En septembre 2014 également, le tribunal municipal de Moscou a statué que l’association Golos, spécialisée dans le monitorage des élections dans les régions russes et classée « agent étranger » par le ministère n’en était pas un : « La procédure d’exclusion du registre du ministère n’est spécifiée dans aucune loi et malgré la décision du tribunal, nous figurons toujours sur la liste », explique Gregory Melkoyants, co-président du Conseil de l’Organisation civile de défense des droits et des libertés Golos.


Le 10 octobre, le ministère de la Justice a saisi la Cour suprême afin de dissoudre le centre de défense des droits de l’homme Memorial. Le ministère ne précise pas la raison de la demande de dissolution de Memorial. Alexandre Tcherkassov, président du Conseil de cette ONG (inscrite également en tant qu’agent étranger) nous explique qu’il s’agit pour lui d’une « décision politique ». Il estime que « l’État ne doit pas intervenir dans les activités des associations et doit les gérer en leur accordant des bourses nationales ».
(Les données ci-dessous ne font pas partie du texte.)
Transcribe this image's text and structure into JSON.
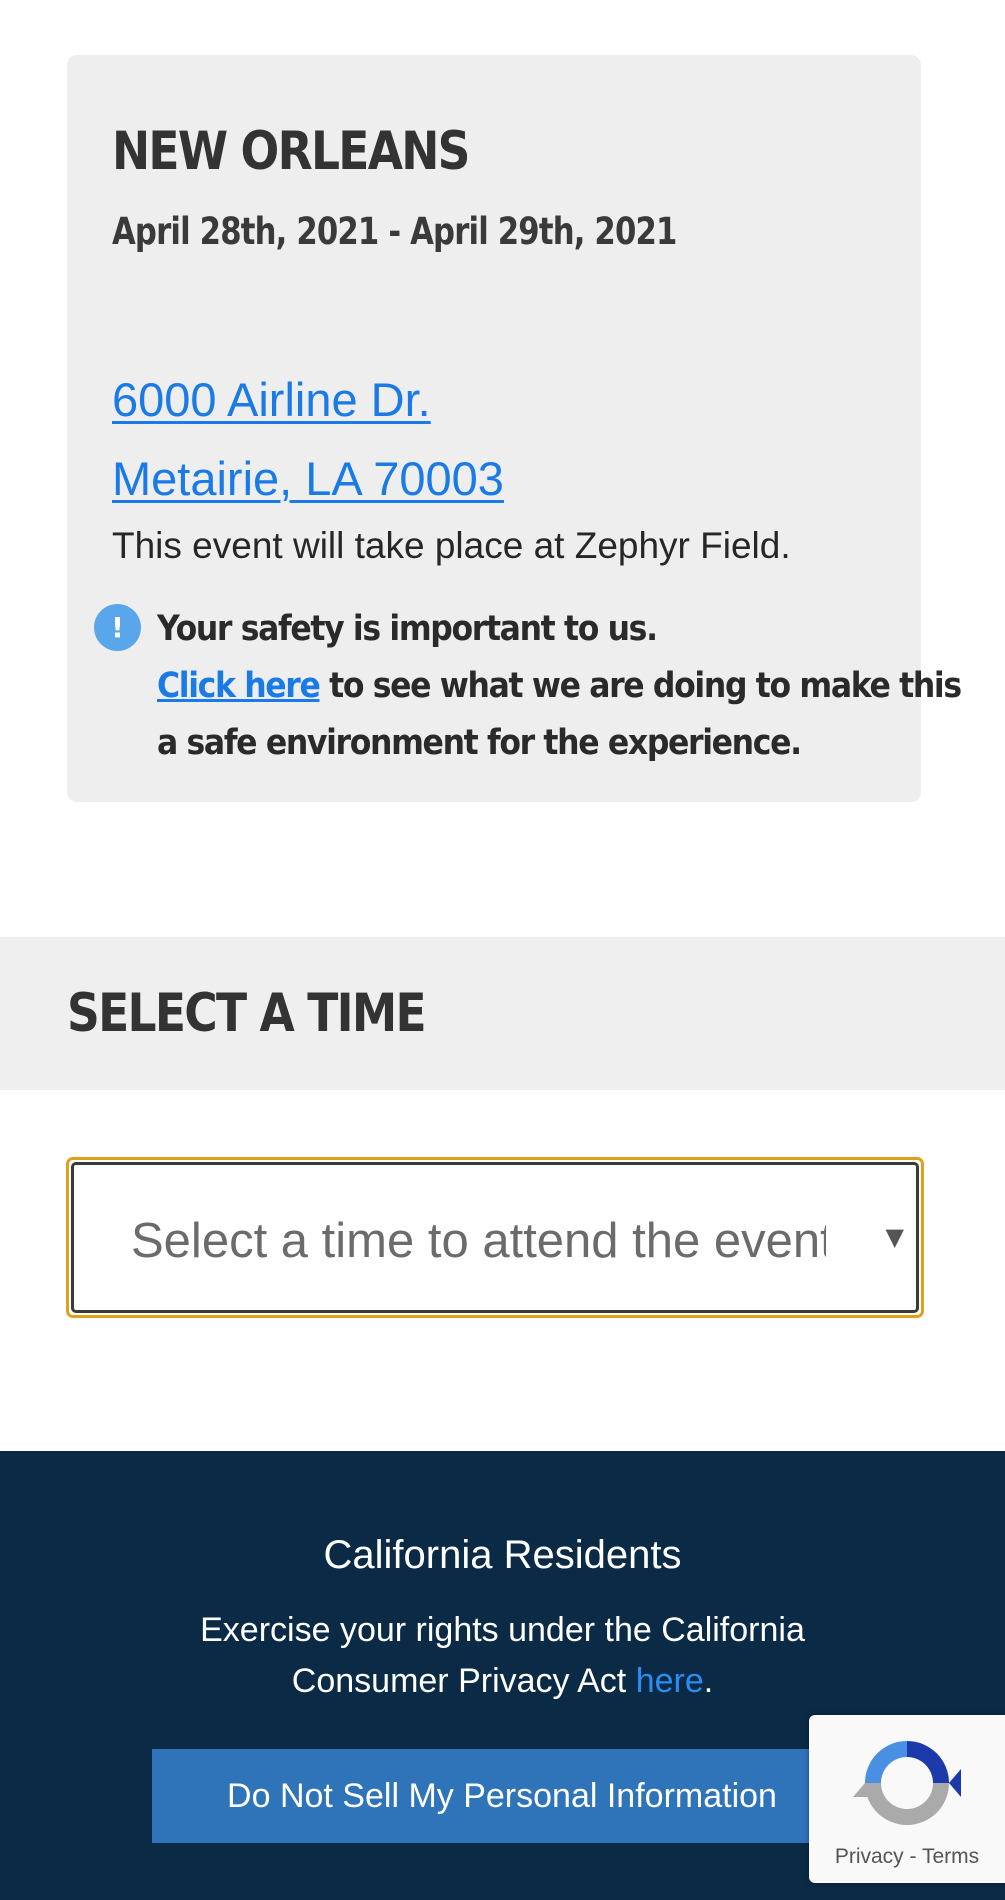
{
  "event": {
    "city": "NEW ORLEANS",
    "dates": "April 28th, 2021 - April 29th, 2021",
    "address_line1": "6000 Airline Dr.",
    "address_line2": "Metairie, LA 70003",
    "venue_note": "This event will take place at Zephyr Field.",
    "safety_heading": "Your safety is important to us.",
    "safety_link": "Click here",
    "safety_rest_line1": "to see what we are doing to make this",
    "safety_rest_line2": "a safe environment for the experience.",
    "info_icon_glyph": "!"
  },
  "time_section": {
    "title": "SELECT A TIME",
    "select_value": "Select a time to attend the event"
  },
  "footer": {
    "title": "California Residents",
    "text_line1": "Exercise your rights under the California",
    "text_line2_prefix": "Consumer Privacy Act",
    "link": "here",
    "period": ".",
    "button_label": "Do Not Sell My Personal Information"
  },
  "recaptcha": {
    "privacy": "Privacy",
    "separator": "-",
    "terms": "Terms"
  },
  "colors": {
    "link": "#1a7ae6",
    "footer_bg": "#0b2a45",
    "button_bg": "#2f74b8",
    "select_focus": "#e0a01a"
  }
}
Les étrangers frileux en matière de financements


Les collaborateurs des centres d’analyse et de défense des droits de l’homme interrogés par RBTH s’accordent à dire que la loi sur les ONG a généré une certaine frilosité chez les donateurs étrangers : « Les étrangers estiment que, tôt ou tard, toutes les ONG russes disparaîtront, et qu’il est donc inutile de leur donner de l’argent », explique Alexandre Tcherkassov.
Natalia Taoubina, directrice de la fondation Verdict Public, nous explique que depuis l’inscription au registre du ministère de la Justice, il est plus difficile de travailler avec les structures russes, la situation étant à peu près inchangée concernant les donateurs étrangers : « Pendant longtemps, nous avons organisé des sessions de formation avec les enquêteurs dans les régions russes. Aujourd’hui, on nous empêche de le faire ».
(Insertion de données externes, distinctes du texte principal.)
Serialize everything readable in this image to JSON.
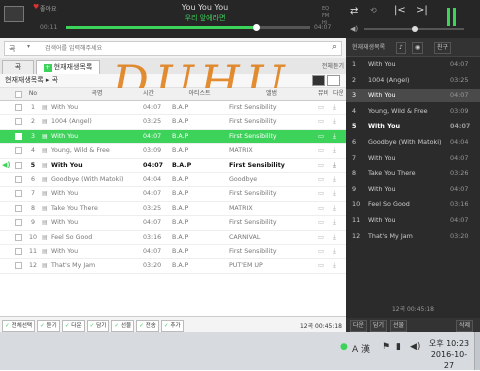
{
  "player": {
    "like_label": "좋아요",
    "song_title": "You You You",
    "subtitle": "우리 앞에라면",
    "elapsed": "00:11",
    "total": "04:07",
    "progress": 0.78,
    "eq_labels": [
      "EQ",
      "FM",
      "Hi"
    ]
  },
  "search": {
    "scope": "곡",
    "placeholder": "검색어를 입력해주세요"
  },
  "tabs": {
    "listen": "곡",
    "current": "현재재생목록",
    "all": "전체듣기"
  },
  "breadcrumb": "현재재생목록 ▸ 곡",
  "watermark": "DUHU",
  "table": {
    "headers": {
      "no": "No",
      "title": "곡명",
      "time": "시간",
      "artist": "아티스트",
      "album": "앨범",
      "mv": "뮤비",
      "dl": "다운"
    },
    "rows": [
      {
        "no": "1",
        "title": "With You",
        "time": "04:07",
        "artist": "B.A.P",
        "album": "First Sensibility",
        "selected": false,
        "bold": false
      },
      {
        "no": "2",
        "title": "1004 (Angel)",
        "time": "03:25",
        "artist": "B.A.P",
        "album": "First Sensibility",
        "selected": false,
        "bold": false
      },
      {
        "no": "3",
        "title": "With You",
        "time": "04:07",
        "artist": "B.A.P",
        "album": "First Sensibility",
        "selected": true,
        "bold": false
      },
      {
        "no": "4",
        "title": "Young, Wild & Free",
        "time": "03:09",
        "artist": "B.A.P",
        "album": "MATRIX",
        "selected": false,
        "bold": false
      },
      {
        "no": "5",
        "title": "With You",
        "time": "04:07",
        "artist": "B.A.P",
        "album": "First Sensibility",
        "selected": false,
        "bold": true
      },
      {
        "no": "6",
        "title": "Goodbye (With Matoki)",
        "time": "04:04",
        "artist": "B.A.P",
        "album": "Goodbye",
        "selected": false,
        "bold": false
      },
      {
        "no": "7",
        "title": "With You",
        "time": "04:07",
        "artist": "B.A.P",
        "album": "First Sensibility",
        "selected": false,
        "bold": false
      },
      {
        "no": "8",
        "title": "Take You There",
        "time": "03:25",
        "artist": "B.A.P",
        "album": "MATRIX",
        "selected": false,
        "bold": false
      },
      {
        "no": "9",
        "title": "With You",
        "time": "04:07",
        "artist": "B.A.P",
        "album": "First Sensibility",
        "selected": false,
        "bold": false
      },
      {
        "no": "10",
        "title": "Feel So Good",
        "time": "03:16",
        "artist": "B.A.P",
        "album": "CARNIVAL",
        "selected": false,
        "bold": false
      },
      {
        "no": "11",
        "title": "With You",
        "time": "04:07",
        "artist": "B.A.P",
        "album": "First Sensibility",
        "selected": false,
        "bold": false
      },
      {
        "no": "12",
        "title": "That's My Jam",
        "time": "03:20",
        "artist": "B.A.P",
        "album": "PUT'EM UP",
        "selected": false,
        "bold": false
      }
    ]
  },
  "bottom": {
    "buttons": [
      "전체선택",
      "듣기",
      "다운",
      "담기",
      "선물",
      "전송",
      "추가"
    ],
    "count": "12곡 00:45:18"
  },
  "right_panel": {
    "head_label": "현재재생목록",
    "head_buttons": [
      "친구"
    ],
    "rows": [
      {
        "no": "1",
        "title": "With You",
        "time": "04:07",
        "selected": false,
        "bold": false
      },
      {
        "no": "2",
        "title": "1004 (Angel)",
        "time": "03:25",
        "selected": false,
        "bold": false
      },
      {
        "no": "3",
        "title": "With You",
        "time": "04:07",
        "selected": true,
        "bold": false
      },
      {
        "no": "4",
        "title": "Young, Wild & Free",
        "time": "03:09",
        "selected": false,
        "bold": false
      },
      {
        "no": "5",
        "title": "With You",
        "time": "04:07",
        "selected": false,
        "bold": true
      },
      {
        "no": "6",
        "title": "Goodbye (With Matoki)",
        "time": "04:04",
        "selected": false,
        "bold": false
      },
      {
        "no": "7",
        "title": "With You",
        "time": "04:07",
        "selected": false,
        "bold": false
      },
      {
        "no": "8",
        "title": "Take You There",
        "time": "03:26",
        "selected": false,
        "bold": false
      },
      {
        "no": "9",
        "title": "With You",
        "time": "04:07",
        "selected": false,
        "bold": false
      },
      {
        "no": "10",
        "title": "Feel So Good",
        "time": "03:16",
        "selected": false,
        "bold": false
      },
      {
        "no": "11",
        "title": "With You",
        "time": "04:07",
        "selected": false,
        "bold": false
      },
      {
        "no": "12",
        "title": "That's My Jam",
        "time": "03:20",
        "selected": false,
        "bold": false
      }
    ],
    "total": "12곡 00:45:18",
    "foot_buttons": [
      "다운",
      "담기",
      "선물",
      "삭제"
    ]
  },
  "taskbar": {
    "ampm_time": "오후 10:23",
    "date": "2016-10-27",
    "ime": "A 漢"
  },
  "colors": {
    "accent": "#3dd35b",
    "dark": "#262626"
  }
}
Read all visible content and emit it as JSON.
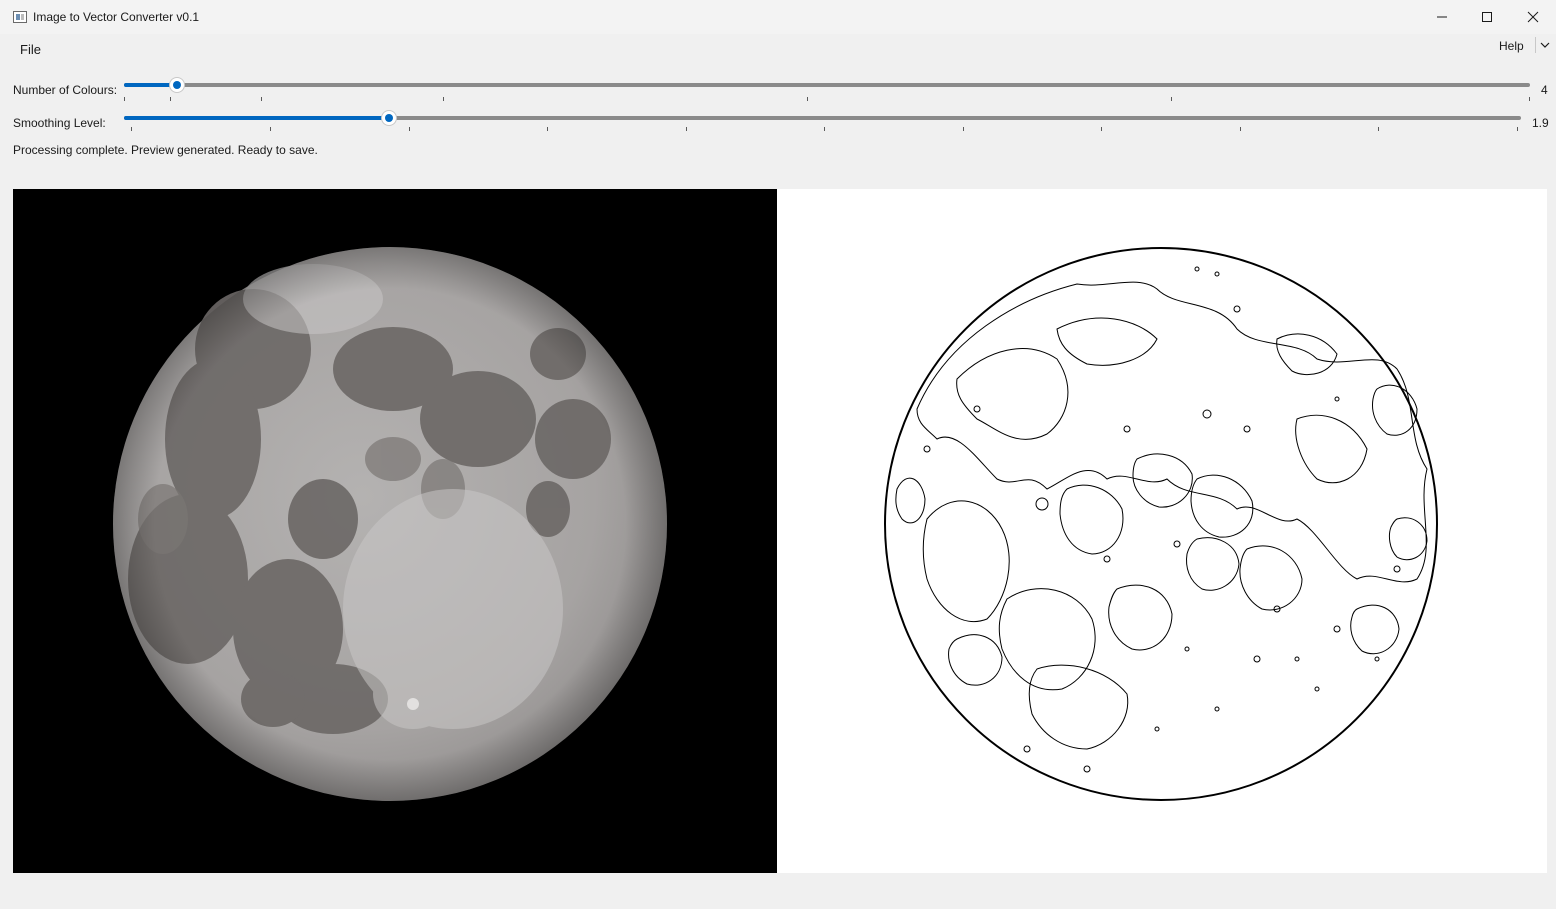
{
  "window": {
    "title": "Image to Vector Converter v0.1",
    "icons": [
      "app-icon",
      "minimize-icon",
      "maximize-icon",
      "close-icon"
    ]
  },
  "menu": {
    "file": "File",
    "help": "Help"
  },
  "controls": {
    "colours": {
      "label": "Number of Colours:",
      "value": "4",
      "fraction": 0.0375
    },
    "smoothing": {
      "label": "Smoothing Level:",
      "value": "1.9",
      "fraction": 0.19
    }
  },
  "status": "Processing complete. Preview generated. Ready to save.",
  "preview": {
    "original_alt": "original-moon-image",
    "vector_alt": "vector-outline-preview"
  },
  "colors": {
    "accent": "#0067c0",
    "background": "#f0f0f0"
  }
}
En mai 2013, le Bureau du procureur général russe a également conduit une inspection au sein du centre analytique Levada et a trouvé des financements étrangers. Pour le moment, le Centre Levada n’est pas encore officiellement inscrit au registre du ministère. L’étiquette « agent étranger » pourrait également être octroyée au Carnegie Moscow Center, à l'Association russe des sciences politiques, au fonds New Eurasia, à l'Association russe des hautes études internationales, à la New Economic School, ainsi qu’à l’Institut de sociologie de l’Académie des sciences de Russie. 

L’ONG Organisation civile de défense des droits et des libertés Golos est spécialisée dans le suivi des élections. Fondée en 2000. En juillet 2013, Golos a été inscrite en tant qu’agent étranger : ses membres ont créé une nouvelle structure, le Mouvement pour la défense des droits des électeurs Golos.
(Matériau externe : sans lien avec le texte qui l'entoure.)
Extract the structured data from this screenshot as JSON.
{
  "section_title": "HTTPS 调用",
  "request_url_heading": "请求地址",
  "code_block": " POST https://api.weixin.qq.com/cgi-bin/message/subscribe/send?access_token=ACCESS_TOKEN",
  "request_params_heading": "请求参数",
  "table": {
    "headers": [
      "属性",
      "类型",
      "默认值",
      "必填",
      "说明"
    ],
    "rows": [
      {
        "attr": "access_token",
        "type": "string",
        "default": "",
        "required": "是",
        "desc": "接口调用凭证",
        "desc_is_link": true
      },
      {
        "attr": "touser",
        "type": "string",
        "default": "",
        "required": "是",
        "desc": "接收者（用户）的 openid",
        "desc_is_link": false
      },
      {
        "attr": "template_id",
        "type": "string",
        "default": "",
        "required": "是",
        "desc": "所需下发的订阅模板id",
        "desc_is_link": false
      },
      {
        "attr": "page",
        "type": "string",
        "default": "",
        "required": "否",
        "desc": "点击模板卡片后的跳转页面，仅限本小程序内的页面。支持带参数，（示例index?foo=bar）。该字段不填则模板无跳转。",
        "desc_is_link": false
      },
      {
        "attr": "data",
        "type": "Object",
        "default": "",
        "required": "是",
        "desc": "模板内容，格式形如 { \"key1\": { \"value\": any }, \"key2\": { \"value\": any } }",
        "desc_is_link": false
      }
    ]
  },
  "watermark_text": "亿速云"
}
L’ONG Organisation internationale volontaire et publique « Memorial, société historique, éducationnelle, caritative, pour la défense des droits de l'homme » est spécialisée dans les recherches sur les répressions politiques en URSS, les activités éducatives et la défense des droits de l’homme. Fondée en 1989. En juillet 2013, le ministère de la Justice a inscrit Memorial en tant qu’agent étranger.


L’ONG Verdict Public fournit une assistance juridique de défense des droits de l’homme aux personnes ayant subi des abus de la part des forces de l’ordre. Fondée en 2004. Inscrite au registre des agents étrangers en septembre 2014.


Centre Levada – principale organisation non-gouvernementale russe de recherches sociologiques et de sondages indépendants qu’elle réalise pour son propre compte, ainsi que sur demande. Fondée en 1987. Le centre porte le nom du sociologue russe Youri Levada (1930 – 2006).


La loi sur les ONG, adoptée en 2012, oblige les ONG impliquées dans des activités politiques et bénéficiant de financements étrangers à se déclarer en tant « qu’agents étrangers » et à être inscrites dans registre spécial. Les ONG — agents étrangers doivent indiquer leur statut lors des publications des documents sur Internet et dans la presse.